El director relató cómo el proyecto surgió a partir del encuentro con Johan, un joven de San Roque, municipio del Oriente antioqueño. Inicialmente pensado como un proceso de casting, el acercamiento terminó transformándose en un trabajo de tres años en el que Johan se convirtió en protagonista y co-creador del relato.

La película explora la vida de Johan en relación con su entorno natural y social, en un territorio marcado por el conflicto armado. Londoño explicó que la obra incorpora elementos de la naturaleza, los objetos y las ruinas como personajes narrativos que dialogan con la historia del protagonista. En la conversación se destacó cómo el agua, los árboles y la melancolía del territorio funcionan como símbolos recurrentes que acompañan la experiencia del personaje central.

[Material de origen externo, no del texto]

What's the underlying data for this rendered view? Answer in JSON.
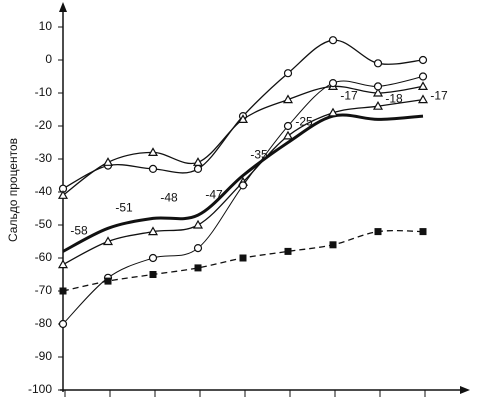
{
  "chart_data": {
    "type": "line",
    "y_label": "Сальдо процентов",
    "categories": [
      null,
      null,
      null,
      null,
      null,
      null,
      null,
      null,
      null
    ],
    "ylim": [
      -100,
      10
    ],
    "yticks": [
      -100,
      -90,
      -80,
      -70,
      -60,
      -50,
      -40,
      -30,
      -20,
      -10,
      0,
      10
    ],
    "series": [
      {
        "color": "#111111",
        "marker": "circle",
        "line_width": 1.3,
        "dashed": false,
        "values": [
          -39,
          -32,
          -33,
          -33,
          -17,
          -4,
          6,
          -1,
          0
        ]
      },
      {
        "color": "#111111",
        "marker": "triangle",
        "line_width": 1.3,
        "dashed": false,
        "values": [
          -41,
          -31,
          -28,
          -31,
          -18,
          -12,
          -8,
          -10,
          -8
        ]
      },
      {
        "color": "#111111",
        "marker": "none",
        "line_width": 3,
        "dashed": false,
        "show_values": true,
        "values": [
          -58,
          -51,
          -48,
          -47,
          -35,
          -25,
          -17,
          -18,
          -17
        ]
      },
      {
        "color": "#111111",
        "marker": "triangle",
        "line_width": 1.3,
        "dashed": false,
        "values": [
          -62,
          -55,
          -52,
          -50,
          -37,
          -23,
          -16,
          -14,
          -12
        ]
      },
      {
        "color": "#111111",
        "marker": "circle",
        "line_width": 1,
        "dashed": false,
        "values": [
          -80,
          -66,
          -60,
          -57,
          -38,
          -20,
          -7,
          -8,
          -5
        ]
      },
      {
        "color": "#111111",
        "marker": "square",
        "line_width": 1.3,
        "dashed": true,
        "values": [
          -70,
          -67,
          -65,
          -63,
          -60,
          -58,
          -56,
          -52,
          -52
        ]
      }
    ]
  }
}
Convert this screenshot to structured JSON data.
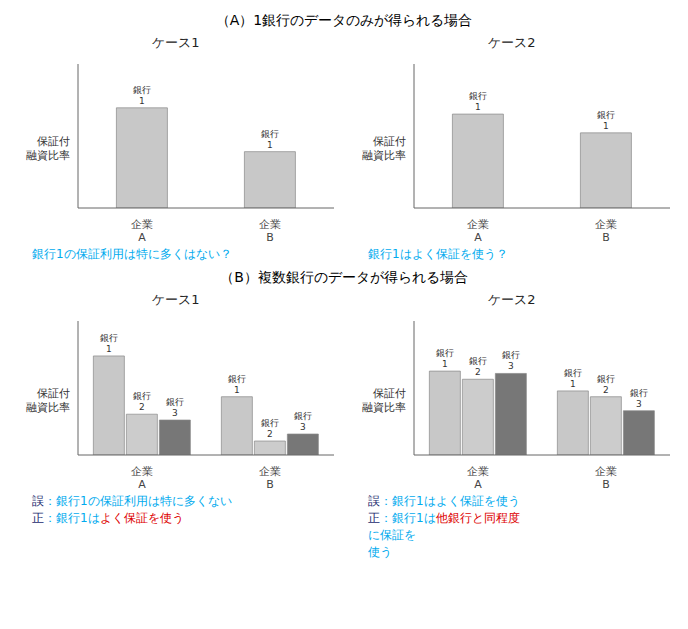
{
  "chart_data": [
    {
      "type": "bar",
      "heading": "（A）1銀行のデータのみが得られる場合",
      "title": "ケース1",
      "ylabel": "保証付\n融資比率",
      "categories": [
        "企業\nA",
        "企業\nB"
      ],
      "series": [
        {
          "name": "銀行\n1",
          "color": "#C8C8C8",
          "values": [
            0.8,
            0.45
          ]
        }
      ],
      "ylim": [
        0,
        1.15
      ],
      "tick_labels": "x",
      "annotations": [
        [
          {
            "text": "銀行1の保証利用は特に多くはない？",
            "color": "#00AAEE"
          }
        ]
      ]
    },
    {
      "type": "bar",
      "title": "ケース2",
      "ylabel": "保証付\n融資比率",
      "categories": [
        "企業\nA",
        "企業\nB"
      ],
      "series": [
        {
          "name": "銀行\n1",
          "color": "#C8C8C8",
          "values": [
            0.75,
            0.6
          ]
        }
      ],
      "ylim": [
        0,
        1.15
      ],
      "tick_labels": "x",
      "annotations": [
        [
          {
            "text": "銀行1はよく保証を使う？",
            "color": "#00AAEE"
          }
        ]
      ]
    },
    {
      "type": "bar",
      "heading": "（B）複数銀行のデータが得られる場合",
      "title": "ケース1",
      "ylabel": "保証付\n融資比率",
      "categories": [
        "企業\nA",
        "企業\nB"
      ],
      "series": [
        {
          "name": "銀行\n1",
          "color": "#C8C8C8",
          "values": [
            0.85,
            0.5
          ]
        },
        {
          "name": "銀行\n2",
          "color": "#CCCCCC",
          "values": [
            0.35,
            0.12
          ]
        },
        {
          "name": "銀行\n3",
          "color": "#777777",
          "values": [
            0.3,
            0.18
          ]
        }
      ],
      "ylim": [
        0,
        1.15
      ],
      "tick_labels": "x",
      "annotations": [
        [
          {
            "text": "誤",
            "color": "#1A2A6E"
          },
          {
            "text": "：銀行1の保証利用は特に多くない",
            "color": "#00AAEE"
          }
        ],
        [
          {
            "text": "正",
            "color": "#1A2A6E"
          },
          {
            "text": "：銀行1は",
            "color": "#00AAEE"
          },
          {
            "text": "よく保証を使う",
            "color": "#DD0000"
          }
        ]
      ]
    },
    {
      "type": "bar",
      "title": "ケース2",
      "ylabel": "保証付\n融資比率",
      "categories": [
        "企業\nA",
        "企業\nB"
      ],
      "series": [
        {
          "name": "銀行\n1",
          "color": "#C8C8C8",
          "values": [
            0.72,
            0.55
          ]
        },
        {
          "name": "銀行\n2",
          "color": "#CCCCCC",
          "values": [
            0.65,
            0.5
          ]
        },
        {
          "name": "銀行\n3",
          "color": "#777777",
          "values": [
            0.7,
            0.38
          ]
        }
      ],
      "ylim": [
        0,
        1.15
      ],
      "tick_labels": "x",
      "annotations": [
        [
          {
            "text": "誤",
            "color": "#1A2A6E"
          },
          {
            "text": "：銀行1はよく保証を使う",
            "color": "#00AAEE"
          }
        ],
        [
          {
            "text": "正",
            "color": "#1A2A6E"
          },
          {
            "text": "：銀行1は",
            "color": "#00AAEE"
          },
          {
            "text": "他銀行と同程度",
            "color": "#DD0000"
          }
        ],
        [
          {
            "text": "に保証を",
            "color": "#00AAEE"
          }
        ],
        [
          {
            "text": "使う",
            "color": "#00AAEE"
          }
        ]
      ]
    }
  ]
}
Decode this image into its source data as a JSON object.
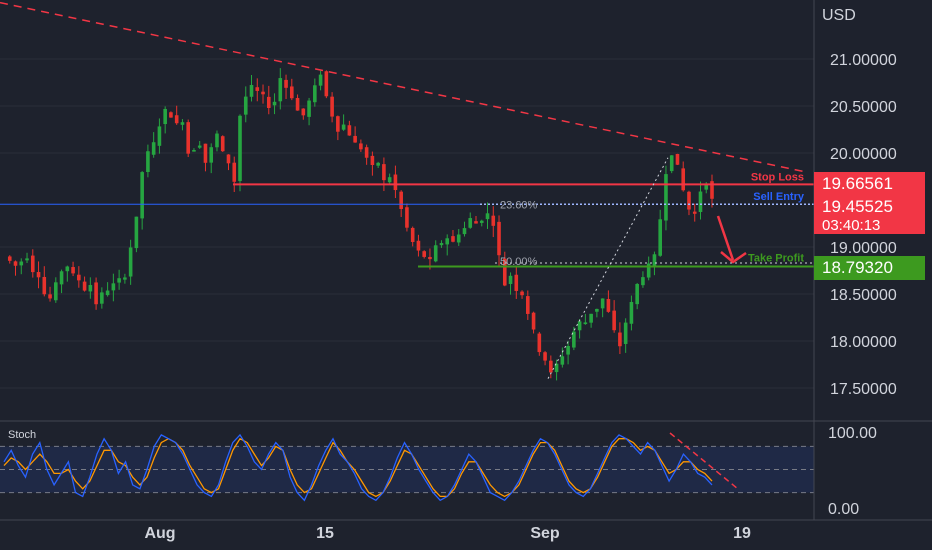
{
  "currency_label": "USD",
  "indicator_label": "Stoch",
  "colors": {
    "background": "#1e222d",
    "up": "#26a641",
    "down": "#e8322c",
    "stop_line": "#f23645",
    "entry_line": "#2962ff",
    "tp_line": "#3d9a1f",
    "stoch_k": "#2962ff",
    "stoch_d": "#ff9800"
  },
  "chart_data": {
    "type": "candlestick",
    "currency": "USD",
    "y_ticks": [
      "21.00000",
      "20.50000",
      "20.00000",
      "19.00000",
      "18.50000",
      "18.00000",
      "17.50000"
    ],
    "ylim": [
      17.3,
      21.5
    ],
    "x_ticks": [
      "Aug",
      "15",
      "Sep",
      "19"
    ],
    "levels": {
      "stop_loss": {
        "label": "Stop Loss",
        "value": 19.66561,
        "value_text": "19.66561"
      },
      "sell_entry": {
        "label": "Sell Entry",
        "value": 19.45525,
        "value_text": "19.45525",
        "countdown": "03:40:13"
      },
      "take_profit": {
        "label": "Take Profit",
        "value": 18.7932,
        "value_text": "18.79320"
      }
    },
    "fib_levels": [
      {
        "label": "23.60%",
        "value": 19.45
      },
      {
        "label": "50.00%",
        "value": 18.83
      }
    ],
    "trendline": {
      "from": 21.6,
      "to": 19.8
    },
    "price_path": [
      18.9,
      18.85,
      18.8,
      18.85,
      18.9,
      18.75,
      18.7,
      18.5,
      18.45,
      18.6,
      18.75,
      18.8,
      18.7,
      18.65,
      18.55,
      18.6,
      18.4,
      18.5,
      18.55,
      18.6,
      18.65,
      18.7,
      19.0,
      19.3,
      19.8,
      20.0,
      20.1,
      20.3,
      20.45,
      20.4,
      20.3,
      20.35,
      20.0,
      20.05,
      20.1,
      19.9,
      20.05,
      20.2,
      20.0,
      19.9,
      19.7,
      20.4,
      20.6,
      20.7,
      20.65,
      20.6,
      20.5,
      20.55,
      20.8,
      20.7,
      20.6,
      20.45,
      20.4,
      20.55,
      20.7,
      20.85,
      20.6,
      20.4,
      20.25,
      20.3,
      20.2,
      20.1,
      20.05,
      19.95,
      19.85,
      19.9,
      19.7,
      19.75,
      19.6,
      19.4,
      19.2,
      19.05,
      18.95,
      18.9,
      18.85,
      19.0,
      19.05,
      19.1,
      19.05,
      19.15,
      19.2,
      19.3,
      19.25,
      19.3,
      19.35,
      19.25,
      18.9,
      18.6,
      18.7,
      18.55,
      18.5,
      18.3,
      18.1,
      17.9,
      17.8,
      17.65,
      17.75,
      17.85,
      17.95,
      18.1,
      18.2,
      18.2,
      18.3,
      18.35,
      18.45,
      18.3,
      18.1,
      17.95,
      18.2,
      18.4,
      18.6,
      18.7,
      18.8,
      18.9,
      19.3,
      19.8,
      20.0,
      19.85,
      19.6,
      19.4,
      19.35,
      19.6,
      19.7,
      19.5
    ],
    "stochastic": {
      "name": "Stoch",
      "y_ticks": [
        "100.00",
        "0.00"
      ],
      "ylim": [
        0,
        100
      ],
      "bands": [
        80,
        50,
        20
      ],
      "k_values": [
        60,
        75,
        55,
        40,
        70,
        85,
        50,
        30,
        45,
        60,
        20,
        15,
        40,
        70,
        90,
        75,
        45,
        60,
        30,
        25,
        50,
        80,
        95,
        90,
        85,
        70,
        50,
        30,
        20,
        15,
        30,
        60,
        85,
        95,
        80,
        60,
        50,
        70,
        85,
        75,
        40,
        20,
        10,
        30,
        55,
        75,
        90,
        70,
        60,
        45,
        25,
        15,
        10,
        20,
        40,
        65,
        85,
        70,
        50,
        35,
        20,
        10,
        15,
        30,
        50,
        70,
        60,
        40,
        20,
        15,
        10,
        20,
        35,
        55,
        75,
        90,
        85,
        70,
        50,
        30,
        20,
        15,
        25,
        45,
        65,
        85,
        95,
        90,
        80,
        70,
        85,
        75,
        55,
        35,
        50,
        70,
        60,
        45,
        40,
        30
      ],
      "d_values": [
        55,
        65,
        60,
        50,
        60,
        70,
        60,
        45,
        45,
        50,
        35,
        25,
        35,
        55,
        75,
        75,
        60,
        55,
        40,
        30,
        40,
        65,
        85,
        90,
        85,
        75,
        55,
        40,
        25,
        20,
        25,
        50,
        75,
        90,
        85,
        70,
        55,
        65,
        80,
        75,
        50,
        30,
        20,
        25,
        45,
        65,
        85,
        75,
        60,
        50,
        35,
        20,
        15,
        20,
        35,
        55,
        75,
        70,
        55,
        40,
        25,
        15,
        15,
        25,
        45,
        60,
        60,
        45,
        30,
        20,
        15,
        20,
        30,
        50,
        70,
        85,
        85,
        75,
        55,
        35,
        25,
        20,
        25,
        40,
        60,
        80,
        90,
        90,
        85,
        75,
        80,
        75,
        60,
        45,
        50,
        60,
        60,
        50,
        45,
        35
      ]
    }
  }
}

Durante el programa se analizaron escenas significativas como el gallinazo posado sobre un ángel en el cementerio, el caminar de Johan sobre un tronco caído, la pérdida de su perra Fortuna y su encuentro con el río. Estos elementos se presentaron como parte de un entramado simbólico que indaga en los vínculos entre vida, muerte y memoria.

Londoño señaló que uno de los mayores aprendizajes del proceso fue concebir el cine como una creación compartida, en la que Johan tuvo el mismo nivel de autoría que los directores y productores. Las tres muertes de un sol se consolidó así como una experiencia colaborativa donde la realidad, la ficción y la mirada cinematográfica se entrelazan.